Or: what “self-contained binary” actually means, once you have to do TLS yourself.

I had an n8n workflow that ran at 05:00 every morning, fetched a five-day forecast from OpenWeatherMap, asked GPT-4.1-mini to write me a fun summary of the day, and posted it to a Mattermost channel. It worked. It was also doing maybe three syscalls’ worth of useful work inside a n8n runtime.

So I rewrote it in Go. Single binary, static link, scratch container. 10.3 MB image, 7.7 MB binary. Comfortable. Done.

And then the question that derails every evening: Now what? Can I make it smaller?

A few hours later I had three implementations of the same daily weather workflow:

  • The Go one at 10.3 MB.
  • A Rust one with reqwest and rustls and chrono-tz, at 5.97 MB.
  • And one more: an x86-64 NASM program that compiled to a 9,808-byte ELF binary inside a 22.5 KB scratch container.

That last one was about 460× smaller than the Go binary. It also doesn’t do TLS.

This is a post about how all three of those facts are true, and what the asm version taught me about the difference between binary size and shipping cost.

Why bother

Honest answer: I wanted to find out what the smallest implementation was. Modern infrastructure work has its own particular kind of bloat-tolerance; we ship 100 MB containers for what’s morally a curl pipeline because the abstractions are cheap and our compute budgets are obscene. I was thinking back to the old adage “640K should be enough for anyone” - Where does that sit in 2026?

The other answer: I wanted to see how a current LLM handled NASM. My initial guess was going to be “badly”. I was wrong; Claude can write x86-64 assembly nearly as readily as Python.

The bugs aren’t in the model’s understanding of repe cmpsb; they’re in the difficult interactions between protocols and arithmetic. Which is also where the bugs would be if a human wrote it.

I picked Claude because I haven’t touched Assembly language in over a decade, and whilst I could read and understand the x86 instruction set, and figure it all out, why not just throw this at Claude for a laugh?

The TLS problem

The first conversation I had with Claude about the asm version was about TLS.
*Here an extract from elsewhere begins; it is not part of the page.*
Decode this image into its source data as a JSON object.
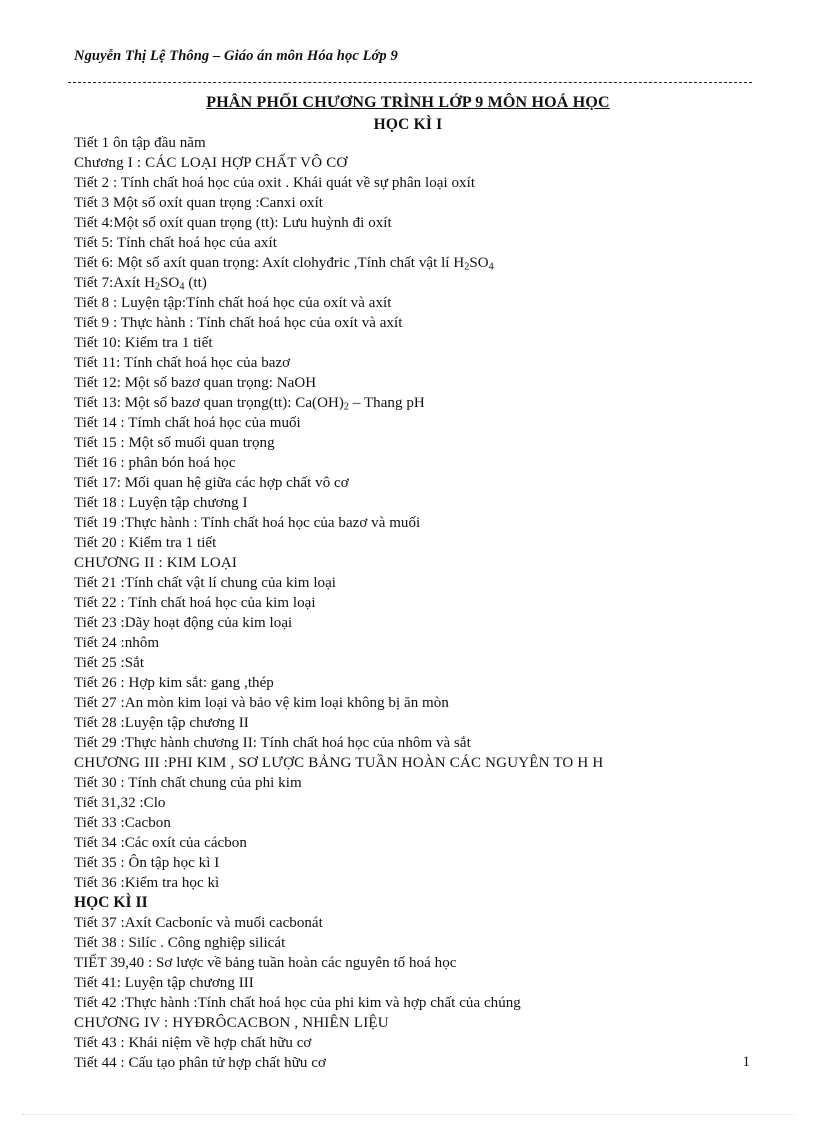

OpenWeatherMap, OpenAI, and Mattermost are all HTTPS-only. Implementing TLS 1.3 in assembly is a multi-month project. The bulk crypto (AES-GCM, SHA-256) has dedicated x86 opcodes thanks to AES-NI and the Intel SHA extensions, but the handshake state machine, X.509 / ASN.1 cert parsing, ECDSA P-256 verification, HKDF, the trust store, SNI, and ALPN are all your code. A “minimal” pure-asm TLS client would be tens of thousands of lines and would need to keep up with Cloudflare’s edge taking the BoringSSL position on every protocol detail. Not a challenge for an evening’s experiment.

So we’re not doing TLS in asm. The asm needs to speak plain HTTP. Something else has to do the TLS.

The standard reverse-proxy options (nginx, HAProxy, Caddy) are 15-30 MB each; using one of those would dwarf the asm binary that justified the exercise in the first place. What I wanted was the smallest possible thing that would terminate TLS on a localhost port and forward to the real upstream.

That thing is socat. About 14 MB on Alpine, no HTTP smarts; just a bytestream proxy with an OpenSSL backend. Three of them, one per upstream.

The sidecar trick

The architecture I landed on uses Docker Compose’s network_mode: "service:weatherreport" to put the three socat instances inside the asm container’s network namespace. From the asm container’s perspective, the sidecars are all bound to 127.0.0.1:8081, :8082, :8083. From the sidecars’ perspective, they’re listening on what looks like loopback inside a namespace they share with the main program.

services:
  weatherreport:
    build: .
    restart: unless-stopped
    environment:
      OPENWEATHER_API_KEY: ${OPENWEATHER_API_KEY:?}
      # ...

  tls-owm:
    image: alpine/socat
    network_mode: "service:weatherreport"
    command: TCP-LISTEN:8081,fork,reuseaddr OPENSSL:api.openweathermap.org:443

  tls-openai:
    image: alpine/socat
    network_mode: "service:weatherreport"
    command: TCP-LISTEN:8082,fork,reuseaddr OPENSSL:api.openai.com:443

  tls-mattermost:
    image: alpine/socat
    network_mode: "service:weatherreport"
    command: TCP-LISTEN:8083,fork,reuseaddr OPENSSL:${MATTERMOST_HOST}:443

This is the same model Kubernetes pods use for sidecars: shared netns, isolated everything else. The asm program is genuinely a 9.8 KB binary that dials three localhost ports; socat does the actual modern internet.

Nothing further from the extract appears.